Hong Kong based labor rights group Sacom issued a report last week claiming Apple supplier Quanta Computer has been illegally using students on the Apple Watch production line at its factory in Chongqing.

"We are like robots"

Sacom says it interviewed 28 high school students at the Quanta Chongqing plant. The students said they were sent by their schools to the plant for "internships," yet did the same jobs of a production line worker, mostly irrelevant to their majors and often with illegal overtime and night shifts.

"We are like robots on the production lines. We repeat the same procedure hundreds or thousands of times every day, like a robot," said an 18-year-old student who works at the Apple Watch assembly line.

Many students said they were warned by their schools or teachers that if they refused to do the "internship" they would have problems receiving their graduation certificates.

The Sacom report suggests that at least half of production line workers are student in the Quanta Chongqing plant, with many of them aged 16 to 18.

"Basically, this department is composed of student workers from my school, as well as a few senior staff. At least three production lines in this department are operated by students from my school. There are around 120 students in the three lines and more in others," said the student.

"We are investigating"

Apple issued a statement on Monday, saying it has launched an investigation into these allegations from the Sacom report, according to CNN.

"We are urgently investigating the report that student interns added in September are working overtime and night shifts," Apple said. "We have zero tolerance for failure to comply with our standards and we ensure swift action and appropriate remediation if we discover code violations."

The world's most valuable company also says it has audited Quanta's factory in Chongqing three times between March and June and found "no student interns working on Apple products at that time."

According to Apple's Supplier Responsibility Standards, suppliers should ensure that all work performed by student workers is voluntary and relevant to their field of study.

Meantime, Quanta Computer has denied that it takes high school students on internships. The company says it is working closely with Apple on the probe.

"Not its first time"

The allegations echo another student labor scandal involving Apple last year in its Foxconn factory in Zhengzhou, where both Apple and Foxconn admitted student interns illegally worked overtime to assemble the iPhone X. The two companies vowed at that time to end the practice.

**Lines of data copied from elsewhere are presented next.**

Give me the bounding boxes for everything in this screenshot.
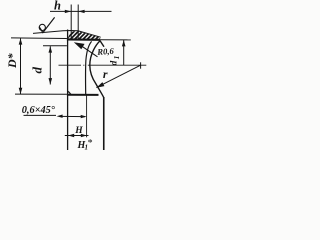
svg-text:d: d bbox=[30, 67, 45, 74]
arrow d bottom bbox=[49, 78, 53, 84]
dimension line d bbox=[49, 46, 51, 84]
arrow d1 bbox=[122, 40, 126, 46]
extension line d bbox=[43, 45, 67, 47]
arrowhead R0,6 bbox=[74, 42, 85, 49]
centerline (axis) dash-dot bbox=[59, 64, 82, 66]
extension line h left bbox=[70, 5, 72, 40]
top extension line right (to d1) bbox=[100, 39, 131, 41]
outer cavity profile arc radius r bbox=[90, 41, 104, 98]
extension line h right bbox=[77, 5, 79, 40]
arrow H right bbox=[81, 134, 87, 137]
surface finish symbol bbox=[39, 24, 45, 30]
svg-text:D*: D* bbox=[5, 52, 19, 69]
dimension line d1 bbox=[123, 40, 125, 65]
arrow right bbox=[81, 115, 87, 118]
dimension line h bbox=[50, 10, 112, 12]
svg-text:r: r bbox=[103, 67, 108, 81]
bottom silhouette thick bbox=[67, 94, 99, 96]
svg-text:R0,6: R0,6 bbox=[96, 46, 115, 57]
top silhouette thick bbox=[67, 38, 100, 40]
svg-text:H: H bbox=[74, 126, 83, 136]
arrow d top bbox=[49, 46, 53, 52]
svg-text:*: * bbox=[88, 138, 93, 149]
leader R0,6 bbox=[82, 46, 98, 57]
collar top silhouette (sloped thin roof line) bbox=[33, 31, 101, 38]
chamfer slant at cavity mouth (45 deg) bbox=[100, 40, 104, 46]
arrowhead on arc for r bbox=[96, 82, 104, 88]
label d1 bbox=[109, 56, 120, 66]
chamfer 0,6x45 at bottom-left corner bbox=[68, 91, 71, 94]
label H1* bbox=[77, 138, 93, 152]
svg-text:0,6×45°: 0,6×45° bbox=[22, 105, 56, 116]
dimension line H bbox=[65, 135, 89, 137]
center mark cross of radius r bbox=[140, 62, 142, 68]
inner cavity wall curve bbox=[85, 41, 91, 94]
svg-text:d: d bbox=[109, 61, 119, 66]
arrow h left bbox=[65, 10, 71, 13]
left face vertical bbox=[67, 30, 69, 151]
leader continuation bbox=[61, 115, 85, 117]
svg-text:1: 1 bbox=[112, 56, 121, 60]
arrow h right bbox=[78, 10, 84, 13]
arrow left on leader bbox=[57, 115, 63, 118]
arrow D bottom bbox=[19, 88, 23, 94]
underline leader of 0,6x45 bbox=[24, 114, 57, 116]
leader line radius r bbox=[96, 65, 140, 87]
bottom silhouette / extension line left bbox=[15, 93, 67, 95]
svg-text:h: h bbox=[54, 0, 61, 12]
right body edge vertical bbox=[103, 97, 105, 150]
arrow H left bbox=[68, 134, 74, 137]
extension line from cavity bottom (H) bbox=[86, 95, 88, 138]
dimension line D bbox=[20, 38, 22, 94]
top silhouette / extension line left bbox=[11, 37, 67, 40]
arrow D top bbox=[19, 38, 23, 44]
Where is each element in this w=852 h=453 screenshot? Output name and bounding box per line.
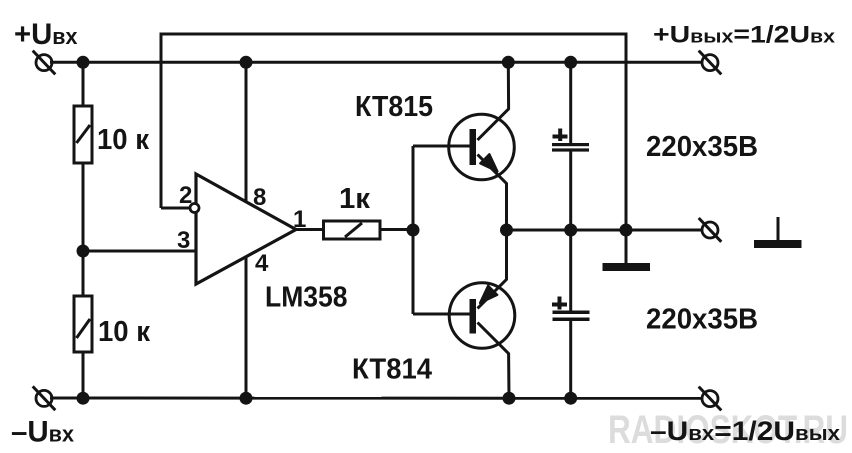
wire divider middle segment xyxy=(82,161,85,298)
resistor R1 10k xyxy=(74,106,92,163)
junction emitters node xyxy=(500,224,513,237)
wire base VT1 xyxy=(413,145,470,148)
wire pin 8 supply xyxy=(245,62,248,203)
op-amp U1 LM358 xyxy=(190,174,296,284)
wire top capacitor lower lead xyxy=(569,151,572,231)
junction base node xyxy=(407,224,420,237)
svg-text:220х35В: 220х35В xyxy=(646,304,758,336)
wire pin 4 supply xyxy=(245,256,248,398)
terminal common xyxy=(699,218,722,242)
capacitor C2 220x35V xyxy=(552,297,590,322)
junction top rail pin8 xyxy=(240,56,253,69)
wire divider top segment xyxy=(82,62,85,108)
svg-text:2: 2 xyxy=(179,182,192,209)
junction mid rail capacitor xyxy=(564,224,577,237)
capacitor C1 220x35V xyxy=(552,129,589,152)
terminal -Uvyh xyxy=(699,387,722,411)
wire feedback right vertical xyxy=(625,33,628,231)
junction bottom rail pin4 xyxy=(240,392,253,405)
wire top feedback horizontal xyxy=(160,33,628,36)
wire ground stub xyxy=(625,230,628,264)
ground symbol at mid rail xyxy=(603,263,651,271)
svg-text:КТ815: КТ815 xyxy=(355,91,433,123)
junction bottom rail collector VT2 xyxy=(503,392,516,405)
wire mid rail xyxy=(507,229,704,232)
wire feedback left vertical xyxy=(160,33,163,209)
junction top rail capacitor C1 xyxy=(564,56,577,69)
svg-text:220х35В: 220х35В xyxy=(646,131,758,163)
resistor R2 10k xyxy=(74,296,92,352)
svg-text:10 к: 10 к xyxy=(98,316,150,348)
svg-text:+Uвх: +Uвх xyxy=(14,18,78,51)
wire divider bottom segment xyxy=(82,350,85,398)
wire top rail xyxy=(50,61,703,64)
wire top capacitor upper lead xyxy=(569,62,572,144)
wire bottom rail xyxy=(50,397,703,400)
wire op-amp output xyxy=(295,228,324,231)
svg-text:+Uвых=1/2Uвх: +Uвых=1/2Uвх xyxy=(653,22,835,49)
junction top rail collector VT1 xyxy=(502,56,515,69)
wire bottom capacitor upper lead xyxy=(569,230,572,312)
svg-text:4: 4 xyxy=(255,250,269,277)
svg-text:1: 1 xyxy=(293,206,306,233)
junction top rail divider xyxy=(77,56,90,69)
resistor R3 1k xyxy=(324,221,381,239)
svg-text:КТ814: КТ814 xyxy=(352,354,432,386)
svg-text:3: 3 xyxy=(177,227,190,254)
transistor Q1 KT815 xyxy=(413,62,514,230)
junction bottom rail capacitor C2 xyxy=(564,392,577,405)
svg-text:10 к: 10 к xyxy=(97,124,149,156)
terminal -Uvx xyxy=(33,386,56,410)
terminal +Uvyh xyxy=(699,51,722,75)
junction bottom rail divider xyxy=(77,392,90,405)
wire bottom capacitor lower lead xyxy=(569,320,572,399)
wire resistor R3 to node xyxy=(379,228,414,231)
svg-text:8: 8 xyxy=(253,184,266,211)
wire base bus vertical xyxy=(412,146,415,314)
svg-text:–Uвх: –Uвх xyxy=(11,416,75,449)
svg-text:1к: 1к xyxy=(339,183,370,215)
svg-text:LM358: LM358 xyxy=(265,282,348,314)
junction mid rail ground xyxy=(620,224,633,237)
transistor Q2 KT814 xyxy=(413,230,515,398)
wire base VT2 xyxy=(413,313,470,316)
wire pin 3 input xyxy=(83,250,196,253)
wire feedback to pin 2 xyxy=(161,207,190,210)
common terminal symbol xyxy=(754,217,802,248)
junction divider midpoint xyxy=(77,245,90,258)
terminal +Uvx xyxy=(33,51,56,75)
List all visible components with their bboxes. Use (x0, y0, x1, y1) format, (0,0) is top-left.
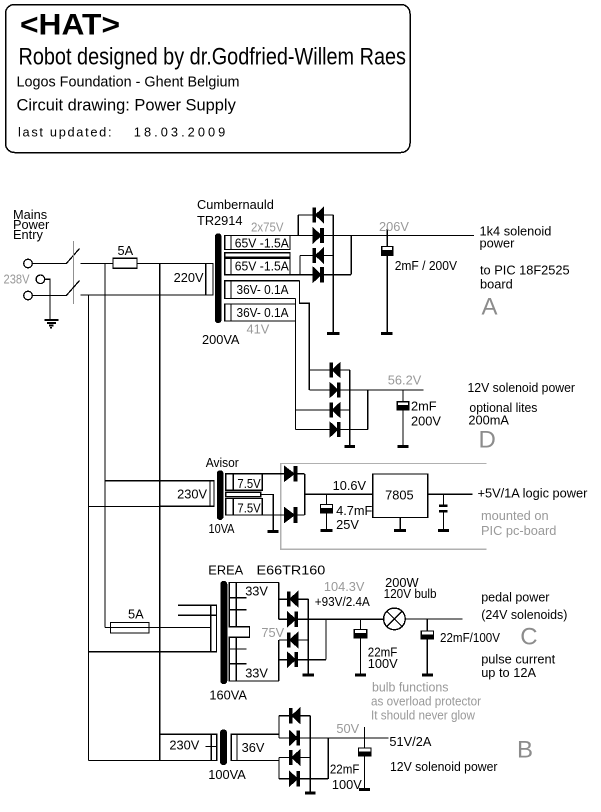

Sacom says it has been monitoring Apple's alleged practice of using student interns to replace regular workers in China since 2012.

The group claims it discovered an Apple plan to relocate its Watch production with illegal student labor to Quanta Computer's Chongqing factory last year, which has been denied by the two companies.

Sacom claims it conducted a further investigation into the issue this summer and found the existence of illegal student labor.

The Chinese government has been cracking down on illegal use of student and non-contract temporary laborers in recent years. According to the country's regulation on internships of vocational school students, students' internship should be related to their major and there should be no overtime work and night shifts during the internship.